Municipal managers are responsible for creating policies aligned with both the PNE and the targets of SDG 4. Bright Cities works directly with cities to diagnose and indicate smart solutions in ten areas of urban management, including education. When evaluating the performance of a municipality, our platform uses a series of indicators aligned with the 17 Sustainable Development Goals to obtain accurate information on the scope and the quality of the offered services.
Many of the indicators used are directly related to SDG 4 – Quality Education. Some of them are listed below and we also tell why they are an important tool for identifying, evaluating and guiding cities towards the 2030 Agenda:
- Indicator “Percentage of school-aged population enrolled in school”: by indicating the number of children and adolescents enrolled, the data reveals if the city has been achieving the target 4.1 of SDG 4: “By 2030, ensure that all girls and boys complete free, equitable and quality primary and secondary education leading to relevant and effective learning outcomes“;
- Indicators “Percentage of students completing primary education: Survival rate “ and “Percentage of students completing secondary education: Survival rate”: the numbers indicate how many students completed the first years of basic education, revealing whether a city is achieving target 4.1 of SDG 4: “By 2030, ensure that all girls and boys complete free, equitable and quality primary and secondary education leading to relevant and effective learning outcomes” ;
- Indicator “Number of higher education degrees”: the indicator shows the rate of students who completed and obtained university degrees, as mentioned in target 4.3 of SDG 4: “By 2030, ensure equal access for all women and men to affordable and quality technical, vocational and tertiary education, including university” and target 4.4: “By 2030, substantially increase the number of youth and adults who have relevant skills, including technical and vocational skills, for employment, decent jobs and entrepreneurship“;
- Indicators “Percentage of female school-aged population enrolled in school” and “Percentage of male school-aged population enrolled in school”: both data make it possible to understand whether gender equity in education is being achieved in a city, according to target 4.5 of SDG 4: “By 2030, eliminate gender disparities in education and ensure equal access to all levels of education and vocational training for the vulnerable, including persons with disabilities, indigenous peoples and children in vulnerable situations“;
- Indicator “Percentage of teachers of secondary school with higher education degrees”: the data provides important information about the quality of education, as pointed out in target 4.c of SDG 4: “By 2030, substantially increase the supply of qualified teachers, including through international cooperation for teacher training in developing countries, especially the least developed countries and small island developing States“.
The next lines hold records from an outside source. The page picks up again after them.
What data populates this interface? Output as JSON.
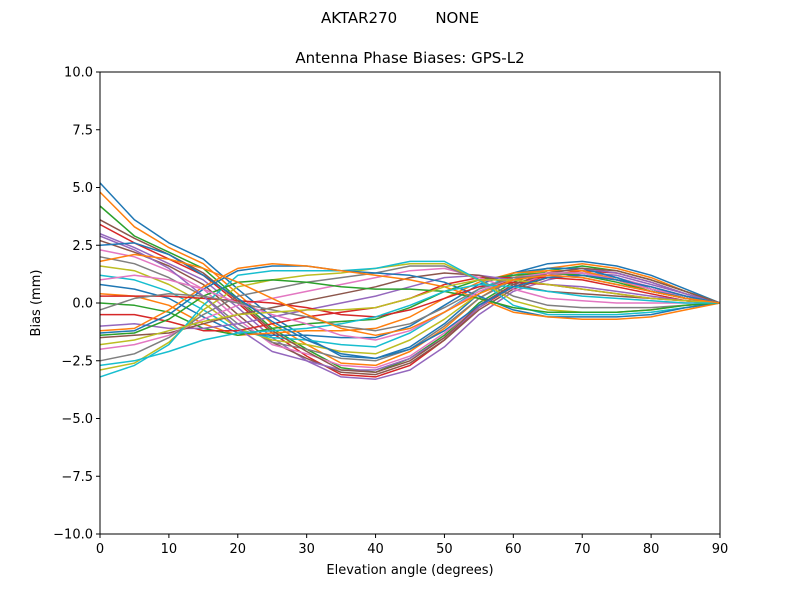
{
  "header": {
    "suptitle": "AKTAR270        NONE"
  },
  "chart_data": {
    "type": "line",
    "title": "Antenna Phase Biases: GPS-L2",
    "xlabel": "Elevation angle (degrees)",
    "ylabel": "Bias (mm)",
    "xlim": [
      0,
      90
    ],
    "ylim": [
      -10,
      10
    ],
    "xticks": [
      0,
      10,
      20,
      30,
      40,
      50,
      60,
      70,
      80,
      90
    ],
    "xtick_labels": [
      "0",
      "10",
      "20",
      "30",
      "40",
      "50",
      "60",
      "70",
      "80",
      "90"
    ],
    "yticks": [
      -10,
      -7.5,
      -5,
      -2.5,
      0,
      2.5,
      5,
      7.5,
      10
    ],
    "ytick_labels": [
      "−10.0",
      "−7.5",
      "−5.0",
      "−2.5",
      "0.0",
      "2.5",
      "5.0",
      "7.5",
      "10.0"
    ],
    "grid": false,
    "legend": "none",
    "colors": [
      "#1f77b4",
      "#ff7f0e",
      "#2ca02c",
      "#d62728",
      "#9467bd",
      "#8c564b",
      "#e377c2",
      "#7f7f7f",
      "#bcbd22",
      "#17becf"
    ],
    "x": [
      0,
      5,
      10,
      15,
      20,
      25,
      30,
      35,
      40,
      45,
      50,
      55,
      60,
      65,
      70,
      75,
      80,
      85,
      90
    ],
    "series": [
      {
        "values": [
          5.2,
          3.6,
          2.6,
          1.9,
          0.6,
          -0.6,
          -1.5,
          -2.3,
          -2.4,
          -1.9,
          -0.9,
          0.4,
          1.3,
          1.7,
          1.8,
          1.6,
          1.2,
          0.6,
          0.0
        ]
      },
      {
        "values": [
          4.8,
          3.3,
          2.4,
          1.7,
          0.4,
          -0.9,
          -1.8,
          -2.6,
          -2.7,
          -2.1,
          -1.1,
          0.2,
          1.1,
          1.5,
          1.7,
          1.5,
          1.1,
          0.5,
          0.0
        ]
      },
      {
        "values": [
          4.2,
          2.9,
          2.2,
          1.5,
          0.2,
          -1.1,
          -2.0,
          -2.8,
          -3.0,
          -2.4,
          -1.4,
          0.0,
          0.9,
          1.4,
          1.6,
          1.4,
          1.0,
          0.5,
          0.0
        ]
      },
      {
        "values": [
          3.4,
          2.6,
          1.9,
          1.2,
          0.0,
          -1.3,
          -2.3,
          -3.1,
          -3.2,
          -2.7,
          -1.6,
          -0.2,
          0.7,
          1.2,
          1.4,
          1.3,
          0.9,
          0.4,
          0.0
        ]
      },
      {
        "values": [
          3.0,
          2.4,
          1.7,
          1.0,
          -0.2,
          -1.5,
          -2.5,
          -3.2,
          -3.3,
          -2.9,
          -1.9,
          -0.5,
          0.5,
          1.0,
          1.3,
          1.2,
          0.8,
          0.4,
          0.0
        ]
      },
      {
        "values": [
          2.7,
          2.2,
          1.6,
          0.8,
          -0.5,
          -1.7,
          -2.4,
          -3.0,
          -3.1,
          -2.6,
          -1.6,
          -0.3,
          0.6,
          1.1,
          1.2,
          1.0,
          0.7,
          0.3,
          0.0
        ]
      },
      {
        "values": [
          2.3,
          2.0,
          1.4,
          0.6,
          -0.7,
          -1.8,
          -2.2,
          -2.7,
          -2.8,
          -2.3,
          -1.3,
          -0.1,
          0.8,
          1.2,
          1.3,
          1.1,
          0.7,
          0.3,
          0.0
        ]
      },
      {
        "values": [
          2.0,
          1.7,
          1.1,
          0.3,
          -0.9,
          -1.7,
          -2.0,
          -2.4,
          -2.5,
          -2.0,
          -1.0,
          0.2,
          1.0,
          1.3,
          1.3,
          1.0,
          0.6,
          0.3,
          0.0
        ]
      },
      {
        "values": [
          1.6,
          1.4,
          0.8,
          0.0,
          -1.1,
          -1.6,
          -1.8,
          -2.1,
          -2.2,
          -1.6,
          -0.7,
          0.4,
          1.1,
          1.4,
          1.4,
          1.0,
          0.6,
          0.2,
          0.0
        ]
      },
      {
        "values": [
          1.2,
          1.0,
          0.5,
          -0.3,
          -1.2,
          -1.5,
          -1.6,
          -1.8,
          -1.9,
          -1.3,
          -0.4,
          0.6,
          1.2,
          1.5,
          1.5,
          1.1,
          0.6,
          0.2,
          0.0
        ]
      },
      {
        "values": [
          0.8,
          0.6,
          0.2,
          -0.6,
          -1.3,
          -1.4,
          -1.4,
          -1.5,
          -1.5,
          -1.0,
          -0.1,
          0.8,
          1.3,
          1.5,
          1.5,
          1.1,
          0.6,
          0.2,
          0.0
        ]
      },
      {
        "values": [
          0.4,
          0.3,
          -0.1,
          -0.9,
          -1.4,
          -1.3,
          -1.2,
          -1.2,
          -1.1,
          -0.6,
          0.2,
          0.9,
          1.3,
          1.4,
          1.4,
          1.0,
          0.5,
          0.2,
          0.0
        ]
      },
      {
        "values": [
          0.0,
          -0.1,
          -0.4,
          -1.1,
          -1.4,
          -1.1,
          -0.9,
          -0.8,
          -0.7,
          -0.2,
          0.5,
          1.0,
          1.2,
          1.3,
          1.2,
          0.9,
          0.5,
          0.2,
          0.0
        ]
      },
      {
        "values": [
          -0.5,
          -0.5,
          -0.8,
          -1.2,
          -1.2,
          -0.9,
          -0.6,
          -0.4,
          -0.2,
          0.2,
          0.8,
          1.1,
          1.1,
          1.1,
          1.0,
          0.7,
          0.4,
          0.1,
          0.0
        ]
      },
      {
        "values": [
          -1.0,
          -0.9,
          -1.1,
          -1.1,
          -0.9,
          -0.6,
          -0.3,
          0.0,
          0.3,
          0.7,
          1.1,
          1.2,
          1.0,
          0.8,
          0.7,
          0.5,
          0.3,
          0.1,
          0.0
        ]
      },
      {
        "values": [
          -1.5,
          -1.4,
          -1.3,
          -0.9,
          -0.5,
          -0.2,
          0.1,
          0.4,
          0.7,
          1.1,
          1.3,
          1.2,
          0.8,
          0.5,
          0.4,
          0.3,
          0.2,
          0.1,
          0.0
        ]
      },
      {
        "values": [
          -2.0,
          -1.8,
          -1.4,
          -0.7,
          -0.1,
          0.2,
          0.5,
          0.8,
          1.1,
          1.4,
          1.5,
          1.1,
          0.6,
          0.2,
          0.1,
          0.0,
          0.0,
          0.0,
          0.0
        ]
      },
      {
        "values": [
          -2.5,
          -2.2,
          -1.5,
          -0.5,
          0.3,
          0.6,
          0.9,
          1.1,
          1.3,
          1.6,
          1.6,
          1.0,
          0.3,
          -0.1,
          -0.2,
          -0.2,
          -0.2,
          -0.1,
          0.0
        ]
      },
      {
        "values": [
          -2.9,
          -2.6,
          -1.7,
          -0.3,
          0.7,
          1.0,
          1.2,
          1.3,
          1.5,
          1.7,
          1.7,
          1.0,
          0.1,
          -0.3,
          -0.4,
          -0.4,
          -0.3,
          -0.1,
          0.0
        ]
      },
      {
        "values": [
          -3.2,
          -2.7,
          -1.8,
          -0.1,
          1.2,
          1.4,
          1.4,
          1.4,
          1.5,
          1.8,
          1.8,
          1.0,
          -0.1,
          -0.5,
          -0.5,
          -0.5,
          -0.4,
          -0.2,
          0.0
        ]
      },
      {
        "values": [
          -1.3,
          -1.2,
          -0.5,
          0.6,
          1.4,
          1.6,
          1.6,
          1.4,
          1.3,
          1.2,
          0.9,
          0.3,
          -0.3,
          -0.6,
          -0.6,
          -0.6,
          -0.5,
          -0.2,
          0.0
        ]
      },
      {
        "values": [
          -1.2,
          -1.1,
          -0.3,
          0.7,
          1.5,
          1.7,
          1.6,
          1.4,
          1.2,
          1.0,
          0.7,
          0.2,
          -0.4,
          -0.6,
          -0.7,
          -0.7,
          -0.6,
          -0.3,
          0.0
        ]
      },
      {
        "values": [
          -1.4,
          -1.3,
          -0.7,
          0.3,
          0.9,
          1.0,
          0.9,
          0.7,
          0.6,
          0.6,
          0.5,
          0.2,
          -0.2,
          -0.4,
          -0.4,
          -0.4,
          -0.3,
          -0.1,
          0.0
        ]
      },
      {
        "values": [
          0.3,
          0.3,
          0.3,
          0.2,
          0.1,
          0.0,
          -0.2,
          -0.5,
          -0.6,
          -0.3,
          0.2,
          0.7,
          0.9,
          0.8,
          0.6,
          0.4,
          0.2,
          0.1,
          0.0
        ]
      },
      {
        "values": [
          2.9,
          2.3,
          1.5,
          0.3,
          -1.1,
          -2.1,
          -2.5,
          -2.9,
          -2.9,
          -2.4,
          -1.5,
          -0.2,
          0.8,
          1.3,
          1.5,
          1.3,
          0.9,
          0.4,
          0.0
        ]
      },
      {
        "values": [
          3.6,
          2.8,
          2.1,
          1.3,
          0.1,
          -1.2,
          -2.1,
          -2.9,
          -3.0,
          -2.5,
          -1.5,
          -0.1,
          0.8,
          1.3,
          1.5,
          1.4,
          1.0,
          0.5,
          0.0
        ]
      },
      {
        "values": [
          1.0,
          1.2,
          1.0,
          0.6,
          0.0,
          -0.5,
          -0.9,
          -1.4,
          -1.6,
          -1.2,
          -0.4,
          0.5,
          1.1,
          1.3,
          1.3,
          1.0,
          0.6,
          0.3,
          0.0
        ]
      },
      {
        "values": [
          -0.3,
          0.2,
          0.4,
          0.3,
          0.0,
          -0.3,
          -0.6,
          -1.0,
          -1.2,
          -0.9,
          -0.2,
          0.6,
          1.1,
          1.2,
          1.1,
          0.8,
          0.5,
          0.2,
          0.0
        ]
      },
      {
        "values": [
          -1.8,
          -1.6,
          -1.2,
          -0.8,
          -0.5,
          -0.4,
          -0.3,
          -0.3,
          -0.2,
          0.2,
          0.7,
          1.0,
          1.0,
          0.8,
          0.6,
          0.4,
          0.2,
          0.1,
          0.0
        ]
      },
      {
        "values": [
          -2.7,
          -2.5,
          -2.1,
          -1.6,
          -1.3,
          -1.2,
          -1.1,
          -0.9,
          -0.6,
          -0.1,
          0.5,
          0.8,
          0.7,
          0.5,
          0.3,
          0.2,
          0.1,
          0.0,
          0.0
        ]
      },
      {
        "values": [
          2.5,
          2.6,
          2.1,
          1.2,
          0.2,
          -0.8,
          -1.6,
          -2.2,
          -2.4,
          -2.0,
          -1.2,
          -0.1,
          0.7,
          1.1,
          1.2,
          1.0,
          0.7,
          0.3,
          0.0
        ]
      },
      {
        "values": [
          1.8,
          2.1,
          1.9,
          1.5,
          0.9,
          0.2,
          -0.5,
          -1.1,
          -1.4,
          -1.1,
          -0.4,
          0.4,
          1.0,
          1.2,
          1.1,
          0.8,
          0.5,
          0.2,
          0.0
        ]
      }
    ]
  }
}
Based on these indicators, Bright Cities deliveries a roadmap of smart solutions according to the needs, scale, urgency and budget of cities. The platform has a Smart City Solutions Database available online, so that citizens and managers can learn about initiatives and technologies capable of helping municipalities to achieve the SDG 4. Among them is 42 SÃO PAULO, a free school of programming that uses machine learning and artificial intelligence to train its students. With a peer-to-peer method, a learning model in which participants learn from each other, the school has no teachers.